The iconic demon possession part itself is so gripping, so other-worldly, that it drills itself into your memory, especially if you saw it as a kid. It’s that constant plume of frosty breath everyone’s exhaling - the bedroom was built inside a freezer, reportedly. It’s the unnatural way things in the room move, the make-up, the guttural growl of the demon voice. It’s the gloppy gloop she keeps barfing and the writing on her stomach. It’s the clever mind games the demon plays, even with a contemporary sense of humor “Your mother’s in here with us. Would you like to leave a message?”

It is a testament to the talent of all involved that the movie surpasses the overwhelming burden of its crawling start. William Friedkin’s directing is artful, the performance of Ellen Burstyn and Linda Blair are riveting, the effects and especially sound editing were revolutionary for the time and still creep us out today, and the sets and costumes, even the dialog are master-crafted. All through the film, it looks like a solid movie from beginning to end; if you forgive it for being a family medical drama for the first 75 minutes and forget there’s a horror movie coming, it’s even competent at that.
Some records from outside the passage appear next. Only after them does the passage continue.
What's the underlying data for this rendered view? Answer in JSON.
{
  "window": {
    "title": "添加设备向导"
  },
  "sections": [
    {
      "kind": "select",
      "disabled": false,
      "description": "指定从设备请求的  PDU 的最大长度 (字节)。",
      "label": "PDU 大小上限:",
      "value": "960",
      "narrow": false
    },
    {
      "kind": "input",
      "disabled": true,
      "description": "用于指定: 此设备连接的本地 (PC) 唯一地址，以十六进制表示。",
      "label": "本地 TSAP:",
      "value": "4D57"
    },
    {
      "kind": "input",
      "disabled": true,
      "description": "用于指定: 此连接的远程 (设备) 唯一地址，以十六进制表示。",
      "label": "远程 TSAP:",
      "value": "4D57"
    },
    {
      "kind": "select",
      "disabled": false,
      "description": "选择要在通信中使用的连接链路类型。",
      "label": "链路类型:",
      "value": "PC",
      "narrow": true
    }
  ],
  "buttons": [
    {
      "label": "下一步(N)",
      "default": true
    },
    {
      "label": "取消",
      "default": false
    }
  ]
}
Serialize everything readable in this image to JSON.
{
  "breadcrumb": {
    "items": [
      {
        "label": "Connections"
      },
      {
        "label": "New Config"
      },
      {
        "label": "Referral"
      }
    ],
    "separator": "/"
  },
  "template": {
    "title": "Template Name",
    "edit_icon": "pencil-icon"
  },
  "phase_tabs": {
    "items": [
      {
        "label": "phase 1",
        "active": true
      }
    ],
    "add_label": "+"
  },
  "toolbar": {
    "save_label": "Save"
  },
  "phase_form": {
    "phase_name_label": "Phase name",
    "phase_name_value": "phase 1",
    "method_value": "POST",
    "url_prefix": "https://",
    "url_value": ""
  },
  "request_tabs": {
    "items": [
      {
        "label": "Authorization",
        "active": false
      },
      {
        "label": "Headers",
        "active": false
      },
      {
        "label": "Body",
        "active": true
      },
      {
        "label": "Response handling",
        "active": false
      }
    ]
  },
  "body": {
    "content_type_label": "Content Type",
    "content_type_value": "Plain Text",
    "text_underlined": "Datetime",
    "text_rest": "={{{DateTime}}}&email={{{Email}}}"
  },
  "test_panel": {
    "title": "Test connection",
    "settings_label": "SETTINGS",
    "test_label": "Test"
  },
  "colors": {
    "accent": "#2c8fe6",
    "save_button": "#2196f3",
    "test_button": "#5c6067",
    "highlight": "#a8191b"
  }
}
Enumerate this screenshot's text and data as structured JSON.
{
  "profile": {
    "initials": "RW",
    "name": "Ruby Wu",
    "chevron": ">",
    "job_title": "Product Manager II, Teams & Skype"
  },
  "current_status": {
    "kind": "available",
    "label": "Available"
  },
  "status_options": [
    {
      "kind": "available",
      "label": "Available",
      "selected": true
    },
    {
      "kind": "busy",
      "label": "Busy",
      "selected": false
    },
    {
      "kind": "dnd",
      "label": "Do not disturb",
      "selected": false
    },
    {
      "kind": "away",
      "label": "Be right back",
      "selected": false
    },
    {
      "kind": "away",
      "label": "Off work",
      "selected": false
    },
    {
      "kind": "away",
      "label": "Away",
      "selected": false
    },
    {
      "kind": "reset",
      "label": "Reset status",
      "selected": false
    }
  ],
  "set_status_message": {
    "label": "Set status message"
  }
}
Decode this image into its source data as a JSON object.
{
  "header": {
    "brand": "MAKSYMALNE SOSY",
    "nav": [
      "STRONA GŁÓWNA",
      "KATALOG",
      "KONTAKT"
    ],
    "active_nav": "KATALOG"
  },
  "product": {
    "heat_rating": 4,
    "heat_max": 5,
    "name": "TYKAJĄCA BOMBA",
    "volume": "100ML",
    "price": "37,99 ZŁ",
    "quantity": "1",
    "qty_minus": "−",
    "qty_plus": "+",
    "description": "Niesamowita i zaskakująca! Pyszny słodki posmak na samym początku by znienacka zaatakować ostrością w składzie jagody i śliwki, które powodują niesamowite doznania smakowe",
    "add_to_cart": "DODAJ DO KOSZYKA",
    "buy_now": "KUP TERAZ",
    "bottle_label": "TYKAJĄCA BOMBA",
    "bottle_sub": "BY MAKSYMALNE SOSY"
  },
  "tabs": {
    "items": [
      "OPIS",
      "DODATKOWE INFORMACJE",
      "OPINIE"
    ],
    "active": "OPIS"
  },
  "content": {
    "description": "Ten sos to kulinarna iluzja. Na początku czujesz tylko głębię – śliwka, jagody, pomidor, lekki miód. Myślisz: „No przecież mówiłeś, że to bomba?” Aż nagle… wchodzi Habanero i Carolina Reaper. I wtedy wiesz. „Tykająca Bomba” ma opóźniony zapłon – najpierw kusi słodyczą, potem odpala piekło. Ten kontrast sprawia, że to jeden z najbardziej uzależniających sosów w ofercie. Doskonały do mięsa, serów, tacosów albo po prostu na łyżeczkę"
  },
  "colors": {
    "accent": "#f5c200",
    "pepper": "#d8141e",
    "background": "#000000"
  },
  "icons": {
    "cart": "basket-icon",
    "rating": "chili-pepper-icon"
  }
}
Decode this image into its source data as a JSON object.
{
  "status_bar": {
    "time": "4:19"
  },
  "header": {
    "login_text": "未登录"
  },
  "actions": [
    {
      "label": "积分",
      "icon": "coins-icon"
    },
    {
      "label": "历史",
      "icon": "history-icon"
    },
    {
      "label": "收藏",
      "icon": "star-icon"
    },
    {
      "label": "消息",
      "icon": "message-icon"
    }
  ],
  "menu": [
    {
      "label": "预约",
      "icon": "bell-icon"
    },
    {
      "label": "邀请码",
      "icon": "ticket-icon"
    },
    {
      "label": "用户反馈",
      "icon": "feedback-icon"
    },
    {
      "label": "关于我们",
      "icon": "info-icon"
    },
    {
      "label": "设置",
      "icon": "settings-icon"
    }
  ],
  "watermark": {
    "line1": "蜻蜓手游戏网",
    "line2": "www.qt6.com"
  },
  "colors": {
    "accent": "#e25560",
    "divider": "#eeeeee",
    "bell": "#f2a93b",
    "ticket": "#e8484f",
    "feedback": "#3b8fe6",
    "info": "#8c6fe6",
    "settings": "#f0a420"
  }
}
For those of you who read William Peter Blatty’s source novel, it even sticks pretty faithfully to that - to a fault, because Blatty takes his dear sweet James A. Michener time getting to the gravy, too.

Special mention should be made of the parenting drama angle, because if you’ve raised a few kids in America, you know that the first answer to any medical problem you try to solve is never the right one. This is what it is like, exactly, to fight and claw your way through the bureaucracy of the public school system and the health care system. You have to slam a few heads into the wall before they’ll finally get you any help at all, even if all your kid has is an ingrown toenail. The desperation and frustration resonates with any parent.

But all anybody remembers of The Exorcist is the last 45 minutes or so. The best way to think of The Exorcist is actually a great 45 minute horror short with a 75 minute tumor on its forehead. That’s a pretty nasty tumor, you should do something about it. Have you tried Valerian root?